Analyzing the data of the past 15 years may be the key factor to find the next wave of M & A integration in the chemical industry.

There are more and more M & A activities in chemical companies. Many people in the chemical industry are trying to predict where this increasing M & A activity will take place and how it will continue in the future.

At Ernst & young, we reviewed the strategic principles behind the large-scale chemical transactions that have taken place in the past 15 years to predict the trends that will drive these transactions.

In our report, “where are we going to see the next wave of consolidation in the chemical industry?” (PDF), three points become clear:

Companies with lagged financial performance are more likely to engage in M & A activities than those with strong growth and profitability.

Companies with lower than average financial performance are more likely to carry out transformation transactions.

Enterprises with revenue growth and profit potential are facing increasing strategic pressure, requiring them to carry out large-scale transformation transactions.

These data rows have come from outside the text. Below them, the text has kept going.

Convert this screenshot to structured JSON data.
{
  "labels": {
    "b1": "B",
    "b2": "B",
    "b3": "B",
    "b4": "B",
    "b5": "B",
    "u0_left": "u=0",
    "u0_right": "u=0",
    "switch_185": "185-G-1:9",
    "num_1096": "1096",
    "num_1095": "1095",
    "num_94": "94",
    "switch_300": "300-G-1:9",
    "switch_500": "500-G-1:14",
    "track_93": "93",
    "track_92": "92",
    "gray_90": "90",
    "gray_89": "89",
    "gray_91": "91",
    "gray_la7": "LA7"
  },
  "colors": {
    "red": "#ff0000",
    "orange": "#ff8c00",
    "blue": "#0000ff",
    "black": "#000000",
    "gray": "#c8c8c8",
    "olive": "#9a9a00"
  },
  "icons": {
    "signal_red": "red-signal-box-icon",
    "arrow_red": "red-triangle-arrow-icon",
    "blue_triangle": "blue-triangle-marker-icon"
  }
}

Jens Christian Fritz, chief financial officer of ey, head of strategy and trading, founding business in Germany, Switzerland and Austria, said: “growth and profitability are the reasons why mergers and acquisitions are on the executive agenda, especially in companies with more than average financial difficulties.”

Chemical trade

In the past 15 years, M & A activities in the global chemical industry have increased significantly. The number of transactions worth more than 3 billion euros is about three times that of the previous 15 years (1988-2002).

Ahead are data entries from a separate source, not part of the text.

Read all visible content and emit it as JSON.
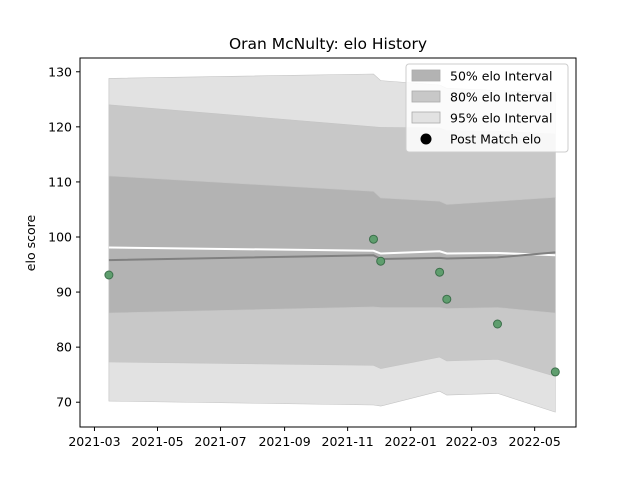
{
  "chart_data": {
    "type": "line",
    "title": "Oran McNulty: elo History",
    "xlabel": "",
    "ylabel": "elo score",
    "xlim": [
      "2021-02-15",
      "2022-06-10"
    ],
    "ylim": [
      65.5,
      132.5
    ],
    "x_ticks": [
      "2021-03",
      "2021-05",
      "2021-07",
      "2021-09",
      "2021-11",
      "2022-01",
      "2022-03",
      "2022-05"
    ],
    "y_ticks": [
      70,
      80,
      90,
      100,
      110,
      120,
      130
    ],
    "grid": false,
    "legend_position": "top-right",
    "legend": [
      {
        "label": "50% elo Interval",
        "kind": "band",
        "color": "#b3b3b3"
      },
      {
        "label": "80% elo Interval",
        "kind": "band",
        "color": "#c8c8c8"
      },
      {
        "label": "95% elo Interval",
        "kind": "band",
        "color": "#e2e2e2"
      },
      {
        "label": "Post Match elo",
        "kind": "marker",
        "color": "#000000"
      }
    ],
    "x": [
      "2021-03-15",
      "2021-11-26",
      "2021-12-03",
      "2022-01-29",
      "2022-02-05",
      "2022-03-26",
      "2022-05-21"
    ],
    "series": [
      {
        "name": "95% elo Interval",
        "type": "band",
        "color": "#e2e2e2",
        "lower": [
          70.2,
          69.5,
          69.3,
          72.0,
          71.3,
          71.6,
          68.2
        ],
        "upper": [
          128.8,
          129.6,
          128.4,
          127.6,
          127.0,
          126.6,
          126.2
        ]
      },
      {
        "name": "80% elo Interval",
        "type": "band",
        "color": "#c8c8c8",
        "lower": [
          77.3,
          76.7,
          76.1,
          78.2,
          77.5,
          77.8,
          74.7
        ],
        "upper": [
          124.0,
          120.0,
          119.9,
          119.8,
          119.3,
          119.2,
          118.7
        ]
      },
      {
        "name": "50% elo Interval",
        "type": "band",
        "color": "#b3b3b3",
        "lower": [
          86.2,
          87.3,
          87.2,
          87.2,
          87.0,
          87.2,
          86.2
        ],
        "upper": [
          111.1,
          108.3,
          107.1,
          106.5,
          105.9,
          106.5,
          107.2
        ]
      },
      {
        "name": "",
        "type": "line",
        "color": "#ffffff",
        "values": [
          98.1,
          97.5,
          97.0,
          97.4,
          97.0,
          97.1,
          96.7
        ]
      },
      {
        "name": "",
        "type": "line",
        "color": "#808080",
        "values": [
          95.8,
          96.7,
          96.0,
          96.2,
          96.1,
          96.3,
          97.2
        ]
      },
      {
        "name": "Post Match elo",
        "type": "scatter",
        "color": "#5f9e6e",
        "values": [
          93.1,
          99.6,
          95.6,
          93.6,
          88.7,
          84.2,
          75.5
        ]
      }
    ]
  }
}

The direct result of these transactions is:

Expand products to segments with higher profit margins. The geographical focus of these transactions is driven by their respective end market profiles (e.g. e-chemicals in Southeast Asia).

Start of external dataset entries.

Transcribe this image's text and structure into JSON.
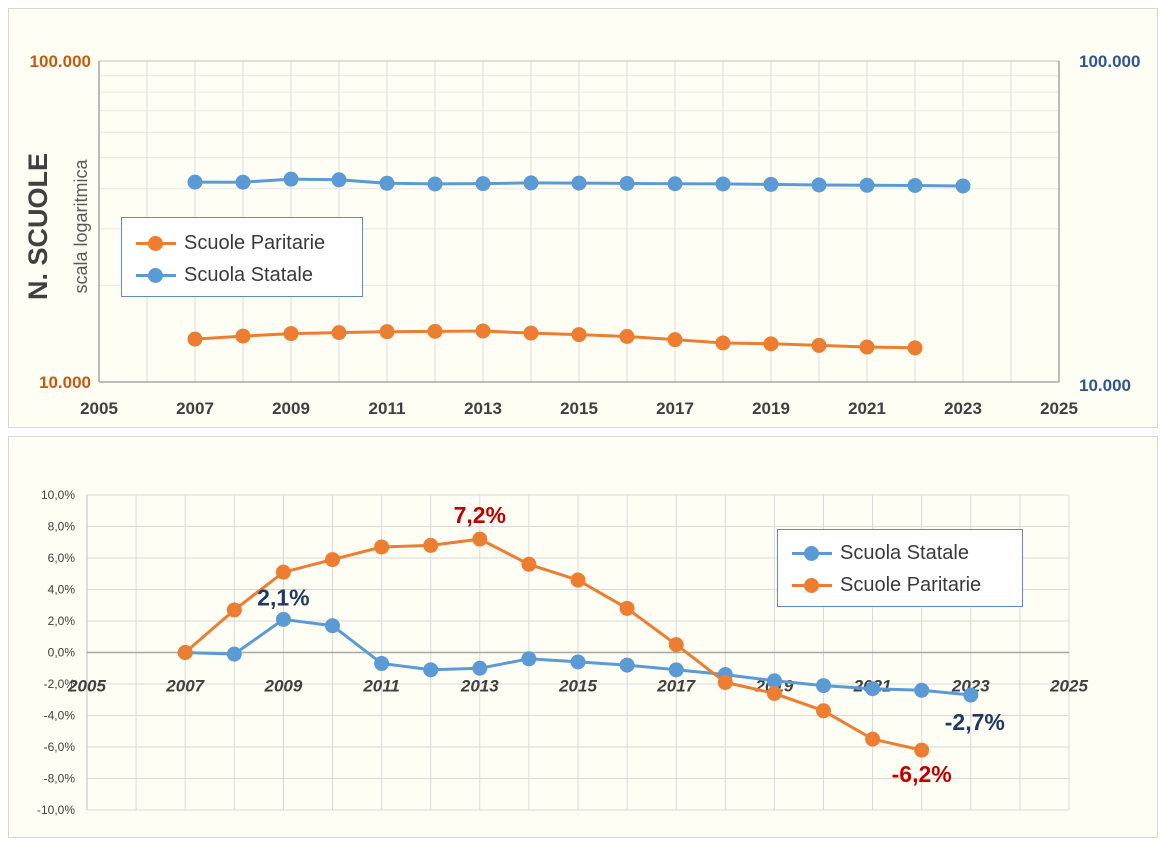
{
  "colors": {
    "paritarie": "#ed7d31",
    "statale": "#5b9bd5",
    "left_axis": "#c55a11",
    "right_axis": "#2f5597",
    "annotation_red": "#c00000",
    "annotation_blue": "#1f3864"
  },
  "chart_data": [
    {
      "type": "line",
      "scale": "log",
      "ylabel": "N. SCUOLE",
      "ylabel_sub": "scala logaritmica",
      "xlim": [
        2005,
        2025
      ],
      "ylim": [
        10000,
        100000
      ],
      "x_ticks": [
        "2005",
        "2007",
        "2009",
        "2011",
        "2013",
        "2015",
        "2017",
        "2019",
        "2021",
        "2023",
        "2025"
      ],
      "y_ticks_left": [
        "100.000",
        "10.000"
      ],
      "y_ticks_right": [
        "100.000",
        "10.000"
      ],
      "grid": true,
      "legend": "middle-left",
      "series": [
        {
          "name": "Scuole Paritarie",
          "color": "#ed7d31",
          "x": [
            2007,
            2008,
            2009,
            2010,
            2011,
            2012,
            2013,
            2014,
            2015,
            2016,
            2017,
            2018,
            2019,
            2020,
            2021,
            2022
          ],
          "values": [
            13600,
            13900,
            14150,
            14250,
            14350,
            14380,
            14420,
            14200,
            14050,
            13860,
            13550,
            13230,
            13150,
            13000,
            12850,
            12770
          ]
        },
        {
          "name": "Scuola Statale",
          "color": "#5b9bd5",
          "x": [
            2007,
            2008,
            2009,
            2010,
            2011,
            2012,
            2013,
            2014,
            2015,
            2016,
            2017,
            2018,
            2019,
            2020,
            2021,
            2022,
            2023
          ],
          "values": [
            41950,
            41920,
            42850,
            42650,
            41600,
            41400,
            41500,
            41700,
            41650,
            41550,
            41460,
            41400,
            41260,
            41100,
            41000,
            40950,
            40800
          ]
        }
      ]
    },
    {
      "type": "line",
      "xlim": [
        2005,
        2025
      ],
      "ylim": [
        -10,
        10
      ],
      "x_ticks": [
        "2005",
        "2007",
        "2009",
        "2011",
        "2013",
        "2015",
        "2017",
        "2019",
        "2021",
        "2023",
        "2025"
      ],
      "y_ticks": [
        "10,0%",
        "8,0%",
        "6,0%",
        "4,0%",
        "2,0%",
        "0,0%",
        "-2,0%",
        "-4,0%",
        "-6,0%",
        "-8,0%",
        "-10,0%"
      ],
      "grid": true,
      "legend": "top-right",
      "series": [
        {
          "name": "Scuola Statale",
          "color": "#5b9bd5",
          "x": [
            2007,
            2008,
            2009,
            2010,
            2011,
            2012,
            2013,
            2014,
            2015,
            2016,
            2017,
            2018,
            2019,
            2020,
            2021,
            2022,
            2023
          ],
          "values": [
            0.0,
            -0.1,
            2.1,
            1.7,
            -0.7,
            -1.1,
            -1.0,
            -0.4,
            -0.6,
            -0.8,
            -1.1,
            -1.4,
            -1.8,
            -2.1,
            -2.3,
            -2.4,
            -2.7
          ]
        },
        {
          "name": "Scuole Paritarie",
          "color": "#ed7d31",
          "x": [
            2007,
            2008,
            2009,
            2010,
            2011,
            2012,
            2013,
            2014,
            2015,
            2016,
            2017,
            2018,
            2019,
            2020,
            2021,
            2022
          ],
          "values": [
            0.0,
            2.7,
            5.1,
            5.9,
            6.7,
            6.8,
            7.2,
            5.6,
            4.6,
            2.8,
            0.5,
            -1.9,
            -2.6,
            -3.7,
            -5.5,
            -6.2
          ]
        }
      ],
      "annotations": [
        {
          "text": "7,2%",
          "x": 2013,
          "y": 7.2,
          "color": "#c00000"
        },
        {
          "text": "2,1%",
          "x": 2009,
          "y": 2.1,
          "color": "#1f3864"
        },
        {
          "text": "-2,7%",
          "x": 2023,
          "y": -2.7,
          "color": "#1f3864"
        },
        {
          "text": "-6,2%",
          "x": 2022,
          "y": -6.2,
          "color": "#c00000"
        }
      ]
    }
  ]
}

Geographical expansion. Targeted geographic expansion usually occurs in growth regions such as Asia Pacific and Eastern Europe.

Market share. These developments usually occur in more mature regions, including Western Europe and North America.

There is also a regional impact in trading. Most of the big deals are in mature regions such as the US, Western Europe and Japan. Such transactions have also occurred in growth regions such as China, India, Thailand, Indonesia, South Africa and Eastern Europe.

In addition, the number of transactions increased in selected chemical segments, including adhesives, petrochemicals, paints and coatings. The most recent deals have focused on the agricultural and industrial gas subsectors from 2016 to 2018.

Expected decline in chemical trade

Despite the increase in the number of deals, most of the recently acquired entities underperformed in the S & P 500 chemicals index in the first year after the deal was announced. In addition, macroeconomic slowdown and geopolitical reasons are expected to temporarily slow M & A activity in the industry.

However, the frequency of these activities is expected to return to the right track in the long term, given that chemical companies are continuing to look for high growth and high profit segments. In the past, companies with low growth and low profits may lag behind competitors in finding more deals.

These companies need to develop strategies to improve growth and profitability. For the same reason, we also expect them to play an important role in the next wave of consolidation in some chemical industry segments.

Trading attraction of chemical industry

Companies that need large-scale conversion transactions can be identified through more detailed analysis. At the same time, it is important to identify the chemical sub industries that may have more M & A activities.

Three key indicators help to drive the attractiveness of sub sectors:

Growth prospects of various industries

EBITDA margin level

Asset strength by Sector

Taking these indicators into account, we expect sub sectors such as food ingredients chemicals, personal care chemicals, construction chemicals, paints and coatings to lag behind the broader sectors. Therefore, these sub sectors are likely to increase M & A activities in the near future.

However, before starting this road, chemical companies need to equip themselves with advanced technology and innovation, which can extend the life cycle of professional products.